SAN JOSE, Calif., Nov. 14, 2012 — DigitalOptics Corp. (DOC) will close its facilities in Tel Aviv, Israel, and cut its workforce outside Asia by up to 40 percent as it focuses on its microelectromechanical systems (MEMS) camera module business for mobile phones, parent company Tessera Technologies Inc. announced today.

In addition to closing its Israel facility, the company plans to pursue the sale of, or "other strategic alternative" for, its facility in Charlotte, N.C. The plants in Israel and North Carolina are not central to the company's MEMS camera module production.

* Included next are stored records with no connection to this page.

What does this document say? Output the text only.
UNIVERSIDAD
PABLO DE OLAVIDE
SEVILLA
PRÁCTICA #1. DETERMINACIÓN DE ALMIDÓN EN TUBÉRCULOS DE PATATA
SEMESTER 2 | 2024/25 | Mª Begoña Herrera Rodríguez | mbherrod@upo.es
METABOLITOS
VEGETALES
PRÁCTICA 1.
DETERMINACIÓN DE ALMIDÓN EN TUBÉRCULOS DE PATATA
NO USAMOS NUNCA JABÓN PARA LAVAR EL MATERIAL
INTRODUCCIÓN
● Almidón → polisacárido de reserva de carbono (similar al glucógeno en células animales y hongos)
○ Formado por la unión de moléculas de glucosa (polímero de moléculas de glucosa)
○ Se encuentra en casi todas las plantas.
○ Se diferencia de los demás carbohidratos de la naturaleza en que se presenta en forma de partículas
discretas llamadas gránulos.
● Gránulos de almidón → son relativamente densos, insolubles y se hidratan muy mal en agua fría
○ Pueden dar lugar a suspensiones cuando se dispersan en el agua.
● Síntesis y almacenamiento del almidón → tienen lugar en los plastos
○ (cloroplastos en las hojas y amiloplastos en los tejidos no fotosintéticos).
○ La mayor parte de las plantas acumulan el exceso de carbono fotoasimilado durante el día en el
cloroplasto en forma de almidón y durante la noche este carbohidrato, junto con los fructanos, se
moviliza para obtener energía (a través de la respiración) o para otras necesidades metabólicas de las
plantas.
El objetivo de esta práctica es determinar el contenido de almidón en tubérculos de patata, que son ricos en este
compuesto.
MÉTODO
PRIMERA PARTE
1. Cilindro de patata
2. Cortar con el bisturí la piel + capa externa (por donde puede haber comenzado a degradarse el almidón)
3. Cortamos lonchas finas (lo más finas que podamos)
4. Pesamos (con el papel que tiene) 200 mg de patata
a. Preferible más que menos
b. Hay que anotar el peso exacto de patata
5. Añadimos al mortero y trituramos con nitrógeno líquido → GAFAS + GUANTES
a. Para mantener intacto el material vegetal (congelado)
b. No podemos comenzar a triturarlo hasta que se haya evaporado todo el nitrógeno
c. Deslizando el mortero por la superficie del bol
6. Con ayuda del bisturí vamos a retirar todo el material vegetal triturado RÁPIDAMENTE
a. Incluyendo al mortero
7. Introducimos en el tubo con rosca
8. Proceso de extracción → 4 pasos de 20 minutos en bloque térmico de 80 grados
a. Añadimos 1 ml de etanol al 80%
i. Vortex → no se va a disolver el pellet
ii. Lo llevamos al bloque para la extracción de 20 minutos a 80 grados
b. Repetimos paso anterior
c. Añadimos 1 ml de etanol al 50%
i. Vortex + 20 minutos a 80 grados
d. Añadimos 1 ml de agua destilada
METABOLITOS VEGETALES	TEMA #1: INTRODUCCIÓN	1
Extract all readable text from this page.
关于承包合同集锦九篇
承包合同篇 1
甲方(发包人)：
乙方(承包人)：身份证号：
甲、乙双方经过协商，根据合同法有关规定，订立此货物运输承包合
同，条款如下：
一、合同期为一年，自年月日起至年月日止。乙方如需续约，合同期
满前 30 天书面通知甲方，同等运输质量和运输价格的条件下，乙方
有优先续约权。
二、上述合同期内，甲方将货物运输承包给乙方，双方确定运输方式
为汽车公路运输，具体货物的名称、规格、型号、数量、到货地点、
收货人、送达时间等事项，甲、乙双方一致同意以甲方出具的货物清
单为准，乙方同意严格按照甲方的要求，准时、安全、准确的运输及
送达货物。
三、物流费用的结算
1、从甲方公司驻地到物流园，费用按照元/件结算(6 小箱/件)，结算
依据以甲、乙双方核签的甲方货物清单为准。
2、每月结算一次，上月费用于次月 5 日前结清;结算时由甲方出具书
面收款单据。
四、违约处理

DOC's manufacturing facility in Zhuhai, China, is not affected. The action means reducing its workforce outside of Zhuhai from 450 workers to 270, which could result in a cost savings of between $15 million and $18 million annually by the second quarter of 2013, the company said.

In January 2011, Tessera announced a reorganization of DOC that included reducing its workforce by up to 15 percent to focus on what it said were key growth opportunities for DOC's extended depth of field, zoom and MEMS-based autofocus features. In August 2011, the company announced it would close its Yokohama, Japan, development facility.

DOC acquired Vista Point Technologies, a camera module manufacturer based in Zhuhai, from Flextronics International in June for $29 million (See: DOC Acquiring Mobile Camera Module Assets in China) to help build DOC into a camera module supplier for mobile phones. In September, it announced that Dr. Farzan "Bob" Roohparvar had been replaced as DOC president on an interim basis by Chief Operations Officer Logan Saverimuthu (See: Roohparvar Out as President of DigitalOptics)

In its third-quarter 2012 earnings released earlier this month, Tessera reported that DOC had earned $14.8 million in revenue, up 64 percent from $9 million in the third quarter of 2011. It attributed the increase to camera module sales from the Zhuhai facility. Overall, Tessera reported a loss of $1.1 million for Q3 2012.

Tessera said it has incurred "significant operating losses" from DOC. Its operating loss for the nine months that ended Sept. 30 was $58.5 million. The company lost $83.5 million for the same period in 2011.

"Our goal at DOC is to become a significant supplier of next-generation camera modules for mobile phones," said Robert A. Young, president and CEO of Tessera Technologies, in a statement released today announcing the workforce cuts. "Camera module features and functions have increasing importance to consumers in the mobile phone market. The changes announced today will focus DOC on that market and are an important part of driving the business towards profitability."

DOC said it will spread the staff reductions and facility closings over the next two to three quarters and expects to incur charges of approximately $4 million to $5 million in the fourth quarter of 2012 and $1 million to $2 million in the first quarter of 2013.